# l'esclusività è di casa



## Paulo de Carvalho

*"L'esclusività è di casa"*: 
J'ai vu cette expression sur la devanture d'un restaurateur à Rome, qui vantait les mérites de sa cuisine. Qu'est-ce que cela veut dire au vrai ? Merci, d'avance, à qui me la fera comprendre…


----------



## matoupaschat

Bonjour Paulo,
Je suppose que "l'esclusività" se réfère au mot anglais et donc est synonyme de luxe. Et le propriétaire nous assure que le luxe a élu domicile dans son restaurant .

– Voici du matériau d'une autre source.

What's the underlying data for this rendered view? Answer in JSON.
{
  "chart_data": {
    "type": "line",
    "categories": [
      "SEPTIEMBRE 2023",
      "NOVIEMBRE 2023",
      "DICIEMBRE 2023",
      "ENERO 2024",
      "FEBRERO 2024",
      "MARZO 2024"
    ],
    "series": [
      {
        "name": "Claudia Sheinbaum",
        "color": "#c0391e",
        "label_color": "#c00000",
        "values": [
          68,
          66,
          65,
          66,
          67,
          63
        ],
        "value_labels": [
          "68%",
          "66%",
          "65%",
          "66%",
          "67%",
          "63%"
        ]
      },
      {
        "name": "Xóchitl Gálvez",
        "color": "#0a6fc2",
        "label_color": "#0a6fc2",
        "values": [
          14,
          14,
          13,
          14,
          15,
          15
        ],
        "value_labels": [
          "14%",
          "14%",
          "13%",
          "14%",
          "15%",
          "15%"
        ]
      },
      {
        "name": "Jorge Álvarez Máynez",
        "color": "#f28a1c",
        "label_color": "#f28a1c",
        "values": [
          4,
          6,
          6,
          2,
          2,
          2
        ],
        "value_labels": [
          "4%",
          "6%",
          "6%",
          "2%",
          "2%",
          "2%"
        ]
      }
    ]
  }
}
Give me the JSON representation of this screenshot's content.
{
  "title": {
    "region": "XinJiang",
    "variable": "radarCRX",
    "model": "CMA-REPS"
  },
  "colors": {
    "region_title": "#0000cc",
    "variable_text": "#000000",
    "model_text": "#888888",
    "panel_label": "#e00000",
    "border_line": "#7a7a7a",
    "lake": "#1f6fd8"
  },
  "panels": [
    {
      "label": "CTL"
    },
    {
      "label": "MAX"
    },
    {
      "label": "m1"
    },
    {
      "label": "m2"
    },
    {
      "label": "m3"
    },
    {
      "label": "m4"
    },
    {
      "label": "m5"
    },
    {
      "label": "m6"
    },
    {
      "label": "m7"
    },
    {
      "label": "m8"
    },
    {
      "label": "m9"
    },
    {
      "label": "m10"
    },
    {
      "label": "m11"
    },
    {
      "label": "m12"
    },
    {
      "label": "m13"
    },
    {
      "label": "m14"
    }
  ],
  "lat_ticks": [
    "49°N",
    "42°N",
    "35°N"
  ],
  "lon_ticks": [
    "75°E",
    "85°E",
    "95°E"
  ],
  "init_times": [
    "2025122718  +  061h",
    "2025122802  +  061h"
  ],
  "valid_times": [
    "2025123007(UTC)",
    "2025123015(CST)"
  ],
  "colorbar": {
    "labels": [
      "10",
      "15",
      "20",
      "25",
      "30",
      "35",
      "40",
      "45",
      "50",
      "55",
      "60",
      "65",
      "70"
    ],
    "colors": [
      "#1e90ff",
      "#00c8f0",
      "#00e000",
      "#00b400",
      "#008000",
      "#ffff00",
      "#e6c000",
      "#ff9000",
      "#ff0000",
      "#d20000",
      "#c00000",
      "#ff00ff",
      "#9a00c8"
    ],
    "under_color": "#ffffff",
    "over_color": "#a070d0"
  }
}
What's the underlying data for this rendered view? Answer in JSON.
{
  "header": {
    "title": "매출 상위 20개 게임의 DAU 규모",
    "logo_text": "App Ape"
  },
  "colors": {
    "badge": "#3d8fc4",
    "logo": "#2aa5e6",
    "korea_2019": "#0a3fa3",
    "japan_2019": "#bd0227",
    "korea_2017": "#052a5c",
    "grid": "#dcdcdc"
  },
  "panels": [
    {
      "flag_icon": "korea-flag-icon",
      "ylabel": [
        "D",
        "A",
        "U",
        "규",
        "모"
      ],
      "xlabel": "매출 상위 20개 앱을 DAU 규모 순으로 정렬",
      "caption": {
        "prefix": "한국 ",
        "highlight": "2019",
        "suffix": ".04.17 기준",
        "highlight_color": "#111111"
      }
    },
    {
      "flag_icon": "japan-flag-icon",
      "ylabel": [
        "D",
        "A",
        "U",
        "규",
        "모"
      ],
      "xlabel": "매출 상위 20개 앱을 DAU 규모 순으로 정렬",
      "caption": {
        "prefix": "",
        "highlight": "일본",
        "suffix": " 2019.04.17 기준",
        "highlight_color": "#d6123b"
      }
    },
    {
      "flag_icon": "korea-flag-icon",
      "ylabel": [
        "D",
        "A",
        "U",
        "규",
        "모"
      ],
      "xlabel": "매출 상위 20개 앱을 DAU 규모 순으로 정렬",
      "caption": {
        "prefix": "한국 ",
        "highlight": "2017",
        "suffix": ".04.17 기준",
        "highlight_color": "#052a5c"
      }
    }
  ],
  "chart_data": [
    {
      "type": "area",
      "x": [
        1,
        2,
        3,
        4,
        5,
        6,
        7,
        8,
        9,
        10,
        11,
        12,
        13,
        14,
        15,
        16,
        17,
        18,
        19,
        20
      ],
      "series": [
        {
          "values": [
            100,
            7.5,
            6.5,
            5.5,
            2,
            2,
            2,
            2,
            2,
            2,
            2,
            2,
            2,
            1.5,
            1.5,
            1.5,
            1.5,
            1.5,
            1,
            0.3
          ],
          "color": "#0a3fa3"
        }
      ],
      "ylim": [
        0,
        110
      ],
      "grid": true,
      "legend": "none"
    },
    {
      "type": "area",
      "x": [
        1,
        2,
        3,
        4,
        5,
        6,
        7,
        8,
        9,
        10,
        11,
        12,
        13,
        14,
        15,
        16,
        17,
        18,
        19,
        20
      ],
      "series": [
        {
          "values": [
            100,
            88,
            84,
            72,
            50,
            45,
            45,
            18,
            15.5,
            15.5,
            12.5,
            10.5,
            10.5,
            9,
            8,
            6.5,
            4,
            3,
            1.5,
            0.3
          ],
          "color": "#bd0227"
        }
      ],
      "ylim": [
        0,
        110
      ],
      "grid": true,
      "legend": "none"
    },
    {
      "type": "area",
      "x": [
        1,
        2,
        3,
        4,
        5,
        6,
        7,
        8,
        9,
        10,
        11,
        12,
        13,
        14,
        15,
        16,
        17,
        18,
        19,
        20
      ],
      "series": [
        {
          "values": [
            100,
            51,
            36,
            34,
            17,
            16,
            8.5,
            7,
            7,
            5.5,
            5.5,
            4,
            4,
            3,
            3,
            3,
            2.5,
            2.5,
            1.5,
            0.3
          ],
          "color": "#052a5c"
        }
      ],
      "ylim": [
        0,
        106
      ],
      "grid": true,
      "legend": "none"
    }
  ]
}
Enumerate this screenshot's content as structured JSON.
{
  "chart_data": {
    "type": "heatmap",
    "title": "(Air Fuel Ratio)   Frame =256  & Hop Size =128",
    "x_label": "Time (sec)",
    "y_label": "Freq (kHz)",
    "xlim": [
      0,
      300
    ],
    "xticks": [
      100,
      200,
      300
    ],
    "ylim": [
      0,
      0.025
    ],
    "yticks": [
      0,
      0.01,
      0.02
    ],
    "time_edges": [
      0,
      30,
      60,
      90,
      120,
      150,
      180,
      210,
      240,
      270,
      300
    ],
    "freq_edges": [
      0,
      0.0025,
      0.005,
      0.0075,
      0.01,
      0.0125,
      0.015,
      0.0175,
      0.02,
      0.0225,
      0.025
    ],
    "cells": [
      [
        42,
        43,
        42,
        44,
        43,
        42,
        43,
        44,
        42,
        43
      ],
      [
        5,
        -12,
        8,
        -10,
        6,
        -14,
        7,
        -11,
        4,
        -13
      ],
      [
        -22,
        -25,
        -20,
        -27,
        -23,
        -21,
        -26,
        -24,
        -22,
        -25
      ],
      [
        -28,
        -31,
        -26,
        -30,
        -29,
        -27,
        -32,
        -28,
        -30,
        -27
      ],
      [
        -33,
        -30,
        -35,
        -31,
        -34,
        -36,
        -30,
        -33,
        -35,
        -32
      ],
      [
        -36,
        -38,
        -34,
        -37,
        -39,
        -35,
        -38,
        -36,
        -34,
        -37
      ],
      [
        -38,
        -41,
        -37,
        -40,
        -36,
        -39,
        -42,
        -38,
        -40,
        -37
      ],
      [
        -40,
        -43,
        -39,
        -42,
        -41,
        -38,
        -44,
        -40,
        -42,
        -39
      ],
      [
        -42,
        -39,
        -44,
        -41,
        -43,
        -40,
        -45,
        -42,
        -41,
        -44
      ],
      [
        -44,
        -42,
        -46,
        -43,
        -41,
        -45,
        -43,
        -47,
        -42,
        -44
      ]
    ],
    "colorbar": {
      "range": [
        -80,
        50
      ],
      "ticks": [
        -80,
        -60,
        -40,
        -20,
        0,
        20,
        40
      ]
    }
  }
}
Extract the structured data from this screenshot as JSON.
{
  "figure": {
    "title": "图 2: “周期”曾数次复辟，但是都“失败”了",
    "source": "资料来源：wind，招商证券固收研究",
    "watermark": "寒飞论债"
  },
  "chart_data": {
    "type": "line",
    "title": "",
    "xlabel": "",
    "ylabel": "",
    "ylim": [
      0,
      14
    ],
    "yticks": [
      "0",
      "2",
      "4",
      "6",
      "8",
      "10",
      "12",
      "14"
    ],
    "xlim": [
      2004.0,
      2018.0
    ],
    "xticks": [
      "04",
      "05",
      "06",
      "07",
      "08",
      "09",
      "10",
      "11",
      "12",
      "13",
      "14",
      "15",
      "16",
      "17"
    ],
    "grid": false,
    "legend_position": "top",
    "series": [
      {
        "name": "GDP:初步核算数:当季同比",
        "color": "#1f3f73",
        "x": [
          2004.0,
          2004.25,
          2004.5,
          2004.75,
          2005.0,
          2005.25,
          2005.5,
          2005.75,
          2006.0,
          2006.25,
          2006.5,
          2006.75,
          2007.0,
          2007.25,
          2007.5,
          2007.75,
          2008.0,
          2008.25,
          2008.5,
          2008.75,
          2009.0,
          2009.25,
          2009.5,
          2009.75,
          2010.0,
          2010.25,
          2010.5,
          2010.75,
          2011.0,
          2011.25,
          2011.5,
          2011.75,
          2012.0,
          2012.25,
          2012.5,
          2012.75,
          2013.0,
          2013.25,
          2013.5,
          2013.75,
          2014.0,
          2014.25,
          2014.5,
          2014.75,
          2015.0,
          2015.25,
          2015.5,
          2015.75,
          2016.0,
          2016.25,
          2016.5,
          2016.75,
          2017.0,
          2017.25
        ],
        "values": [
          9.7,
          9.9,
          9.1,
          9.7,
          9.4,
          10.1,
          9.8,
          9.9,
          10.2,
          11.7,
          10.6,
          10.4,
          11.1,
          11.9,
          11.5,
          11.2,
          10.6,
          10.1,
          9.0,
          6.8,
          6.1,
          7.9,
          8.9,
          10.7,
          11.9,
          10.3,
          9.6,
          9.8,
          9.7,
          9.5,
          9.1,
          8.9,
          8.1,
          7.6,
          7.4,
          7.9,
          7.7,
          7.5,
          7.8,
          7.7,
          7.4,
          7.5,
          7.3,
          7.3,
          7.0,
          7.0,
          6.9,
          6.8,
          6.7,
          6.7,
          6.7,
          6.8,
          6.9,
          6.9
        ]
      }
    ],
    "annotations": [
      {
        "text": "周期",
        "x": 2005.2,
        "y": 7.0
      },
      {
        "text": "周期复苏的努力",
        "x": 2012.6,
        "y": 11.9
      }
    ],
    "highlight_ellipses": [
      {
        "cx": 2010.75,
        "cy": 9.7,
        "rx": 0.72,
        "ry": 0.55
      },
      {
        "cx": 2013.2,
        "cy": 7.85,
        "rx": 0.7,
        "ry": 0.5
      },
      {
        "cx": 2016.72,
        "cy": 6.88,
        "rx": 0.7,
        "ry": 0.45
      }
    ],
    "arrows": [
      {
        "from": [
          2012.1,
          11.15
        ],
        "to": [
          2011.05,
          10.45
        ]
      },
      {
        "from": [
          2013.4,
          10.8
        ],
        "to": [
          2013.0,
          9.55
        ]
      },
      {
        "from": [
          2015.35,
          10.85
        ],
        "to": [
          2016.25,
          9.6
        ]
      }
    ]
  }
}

PS Bienvenue dans le forum Italiano-Français !


----------



## Paulo de Carvalho

ça, c'est futé, intelligent ! Je n'y aurais jamais pensé… Une belle épine que je vous remercie de m'avoir ôtée du pied, Grazie tante,
Paulo


----------



## Passante

tres chic
si può dire così in francese?


----------



## Paulo de Carvalho

"tres chic
si può dire così in francese?"

Justement, cara Passante, en français ça fait pour le moins bizarre, et difficile à comprendre. 
Voilà qui semble confirmer la suggestion de Tchesko, qui y voit une allusion à l'adjectif anglais exclusive!
Merci en tout cas de votre réponse.
Auguri tanti, grazie tante,
Paulo


----------



## robertaL

Sans besoin de faire référence au mot anglais, le mot italien "esclusivo" existe aussi, avec la même signification que l'anglais. 
Par exemple, le Sabatini-coletti http://dizionari.corriere.it/dizionario_italiano/E/esclusivo.shtml dit: 


*1* Che attribuisce diritti o beni a una sola persona: _clausola e._; unico, irripetibile: _modello e._; estens. riservato a poche persone selezionate in base a censo, prestigio o sim.: _ambiente e._
L'interprétation de Matoupaschat reste donc, évidemment, correcte, mais l'accent, me semble-t-il, porte plus sur la clientèle choisie et sélectionnée que sur le luxe.


----------



## Paulo de Carvalho

C'est juste, cher (chère) RobertaL et d'ailleurs, comme vous le signalez, cela ne contredit pas la réponse de Matoupaschat. Merci beaucoup.
D'autre part, c'est aussi la construction de la phrase qui m'échappe un peu: "l'e. è di casa" = "le caractère select, le chic appartient à notre maison, est chez nous", est-ce bien cela? Merci encore…


----------



## robertaL

> "le caractère select, le chic appartient à notre maison, est chez nous"


_Oui, c'est bien cela. 
Il faut dire que c'est une construction  plutôt __inélegante, qui s'impose de plus en plus dans le langage publicitaire (Ex: « Con noi, l’eleganza è di casa»), mais qui me fait penser, par exemple, à une marque de meubles industriels ou de vêtements bas-de-gamme pour le grand publique qui veut faire semblant d’être élégant plus qu’à quelque chose de vraiment élégant. Vous voyez? Je dirais que ce type de construction très peu raffiné (et très publicitaire-journalistique) trahit le contraire de ce qu’il voudrait mettre en avant. 

_


----------



## Paulo de Carvalho

Merci, encore, pour toutes ces précisions, qui me sont précieuses. Et vous avez raison: ce n'est pas précisément une marque de raffinement, d'écrire comme cela…


----------